Au tour de Mario Draghi

Par vendredi 5 février 2021 Permalink 1

Les hommes politiques italiens sont les dirigeants étrangers qu’un connait le mieux. Bien sûr, le tourbillon perpétuel au pouvoir à cause de leur parlementarisme voit leurs noms se succéder à grande vitesse. Matteo Salvini, Matteo Renzi, Beppe Grillo, Guiseppe Conte, Mario Draghi… Ce sont aussi des gens d’envergure, des défricheurs d’idéologie et de leur mise en pratique.

Par exemple, le fameux “Quoiqu’il en coûte” n’est pas un concept d’Emmanuel Macron, non, c’est une idée du sauveur de l’Union Européenne à la tête de la BCE après le krach de 2008, c’est une idée de Mario Draghi.

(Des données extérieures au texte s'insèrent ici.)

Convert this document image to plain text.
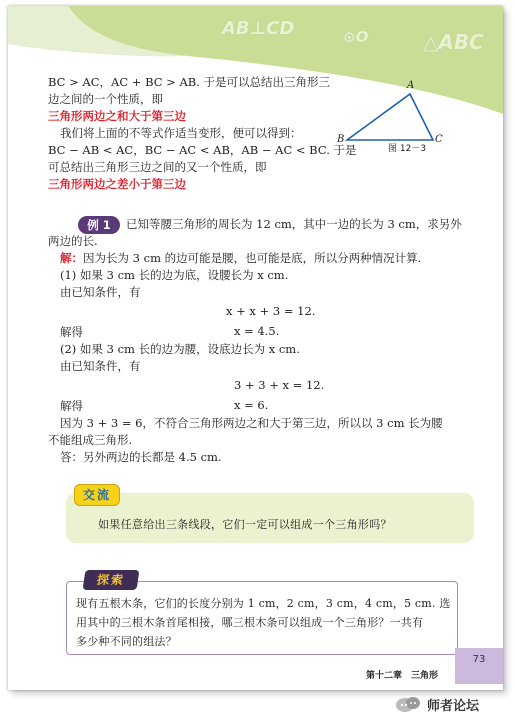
AB⊥CD	⊙O	△ABC
A
B	C
图 12－3
BC > AC，AC + BC > AB. 于是可以总结出三角形三
边之间的一个性质，即
三角形两边之和大于第三边
我们将上面的不等式作适当变形，便可以得到：
BC − AB < AC，BC − AC < AB，AB − AC < BC. 于是
可总结出三角形三边之间的又一个性质，即
三角形两边之差小于第三边
例 1	已知等腰三角形的周长为 12 cm，其中一边的长为 3 cm，求另外
两边的长.
解：因为长为 3 cm 的边可能是腰，也可能是底，所以分两种情况计算.
(1) 如果 3 cm 长的边为底，设腰长为 x cm.
由已知条件，有
x + x + 3 = 12.
解得	x = 4.5.
(2) 如果 3 cm 长的边为腰，设底边长为 x cm.
由已知条件，有
3 + 3 + x = 12.
解得	x = 6.
因为 3 + 3 = 6，不符合三角形两边之和大于第三边，所以以 3 cm 长为腰
不能组成三角形.
答：另外两边的长都是 4.5 cm.
交流
如果任意给出三条线段，它们一定可以组成一个三角形吗？
探索
现有五根木条，它们的长度分别为 1 cm，2 cm，3 cm，4 cm，5 cm. 选
用其中的三根木条首尾相接，哪三根木条可以组成一个三角形？一共有
多少种不同的组法？
第十二章　三角形
73
师者论坛
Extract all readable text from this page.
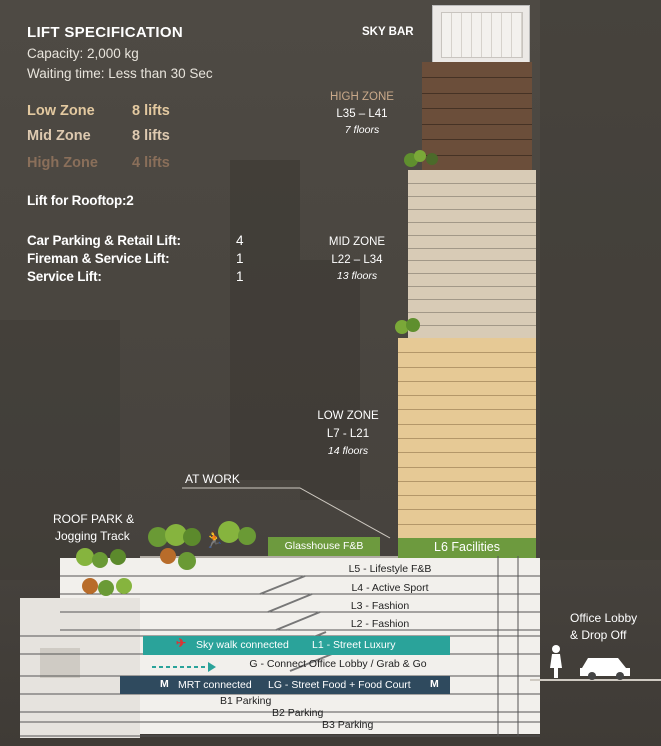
LIFT SPECIFICATION
Capacity: 2,000 kg
Waiting time: Less than 30 Sec
Low Zone	8 lifts
Mid Zone	8 lifts
High Zone 4 lifts
Lift for Rooftop:2
Car Parking & Retail Lift:	4
Fireman & Service Lift:	1
Service Lift:	1
SKY BAR
HIGH ZONE
L35 – L41
7 floors
MID ZONE
L22 – L34
13 floors
LOW ZONE
L7 - L21
14 floors
L6 Facilities
AT WORK
ROOF PARK &
Jogging Track
Glasshouse F&B
L5 - Lifestyle F&B
L4 - Active Sport
L3 - Fashion
L2 - Fashion
Sky walk connected L1 - Street Luxury
✈
G - Connect Office Lobby / Grab & Go
M MRT connected LG - Street Food + Food Court M
B1 Parking
B2 Parking
B3 Parking
🏃
Office Lobby
& Drop Off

On peut regretter ce “coup de génie” qui fait qu’aujourd’hui la France est à 120, 130 % de dette sur PIB, une dette garantie par l’UE, une dette qui lui fait perdre sa souveraineté, qui l’attache à Bruxelles définitivement. Mais un européiste se réjouit que les institutions aient été ainsi consolidées grâce au banquier central italien alors qu’elles manquaient de s’effondrer. On pourrait aussi citer Beppe Grillo, humoriste certes, mais aussi puissant penseur d’une politique alternative. Et puis bien sûr Salvini, qui deviendra peut-être un jour le leader des droites souverainistes européennes. Quant à Renzi, il a des clones en France correspondant à toute la classe politique LREM et LR avec en premier Emmanuel Macron.

Mais maintenant Draghi tient la corde pour devenir président du conseil.

Chronologiquement, Conte, le précédent, a remplacé Renzi, puis s’est maintenu grâce à Renzi (!) quand Salvini (La Ligue) a quitté la coalition au pouvoir espérant ainsi des élections législatives anticipées. La manœuvre a raté justement à cause de Renzi se ralliant à Conte. Ces jours derniers Renzi a abandonné Conte qui, sans majorité, n’avait plus d’autre choix que de démissionner. Salvini espère toujours des élections anticipées mais la figure tutélaire de Mario Draghi a été sortie du chapeau pour mettre en place un gouvernement de coalition et squeezer le souverainiste populiste de La Ligue. On en est là.

Tout le monde a intérêt en Italie à ce que Mario Draghi devienne président du conseil. L’Union Européenne doit débloquer en faveur du pays 17 milliards d’euros pour un plan de relance lié à la crise du coronavirus dans lequel la France à cause de ses lamentables négociateurs est contributrice nette. Bref l’Italie veut l’oseille et va donc éviter des élections anticipées, d’ailleurs risquées d’un point de vue sanitaire, pour que l’argent soit versé rapidement.

Salvini passe donc encore son tour suite à des manœuvres politiciennes puisque les sondages le donneraient gagnant en cas d’élection. Mais ça ne durera pas. Les italiens ne veulent plus de migrants. Salvini a démontré lors de sa présence dans le gouvernement Conte qu’il pouvait s’acquitter de cette mission. Il viendra un jour ou l’autre au pouvoir. En attendant ce sera surement Mario Draghi et de Macron à Xavier Bertrand, on s’en réjouit.